D'Souza talked about the technical and economic challenges in developing Lower Tertiary fields. Some of the characteristics of the trend are low rock permeabilty, high pressure and temperature, deep reservoirs in deepwater, high viscosity/low GOR fluids, large salt canopies (7,000 ft to >20,000 ft), and remote from existing infrastructure, he said.
Lower Tertiary drilling has had a high success rate of about 60% since the first discovery on Great White in 2002, D'Souza said. "MMS estimates 3-15 Bboe are recoverable in the trend, which reflects the uncertainty of the reservoir and well performance."
Drilling and completion dominate the development cost of a Lower Tertiary well, D'Souza said. A typical well could take 200-250 days to drill at $150-$250 million. The drilling and completion phase is about 50-60% of the overall field development cost, he said.
Minimizing uncertainty in reservoir performance and well productivity is one of six keys to commercially developing Lower Tertiary reserves, D'Souza explained. He pointed to three strategies to reduce uncertainty: Drill stem test (up to 60 days), extended or long-term test (6-24 months), and early production or phase development (more than three years). Ideally, you need to flow a well at least 12 months to increase confidence in well rates and recovery, he said.
A drill stem test was carried out on Chevron's Jack discovery, an extended well test has not yet been done in the GoM, and Petrobras is using a phase development approach for its Cascade-Chinook project.

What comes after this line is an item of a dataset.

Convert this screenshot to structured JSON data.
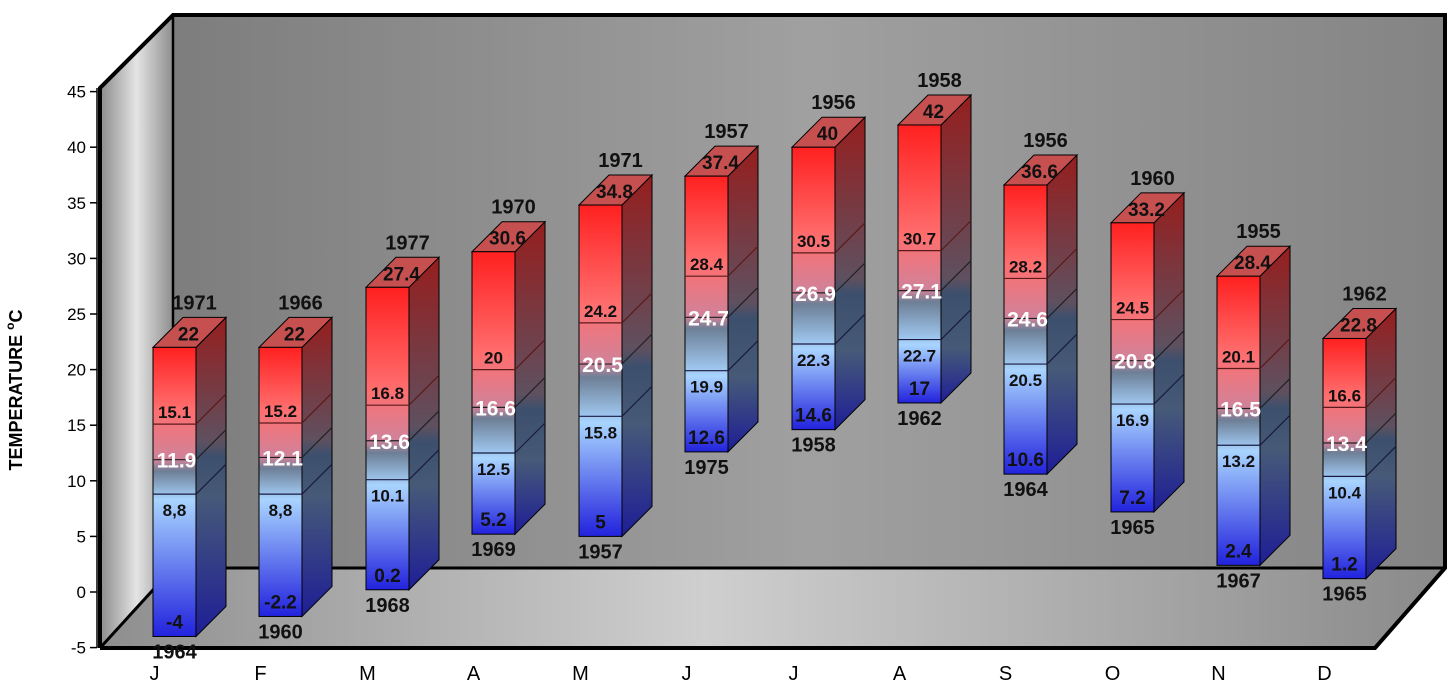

Some form of artificial lift is required for Lower Tertiary wells, D'Souza said. Downhole (ESP) or mudline pumps are most effective in maintaining reservoir pressure, but water injection and gas lift also are viable options. Subsea boosting and processing are possibilities, but a step change in the technology is needed to meet the technical challenges in the Lower Tertiary, he said.
Shell is using subsea processing for its Perdido development, slated for first production in late 2009/early 2010. The technologies developed for Perdido and Petrobras' Cascade-Chinook, scheduled for first production in 2010, "will be enablers for the many Lower Tertiary discoveries in the queue," D'Souza said.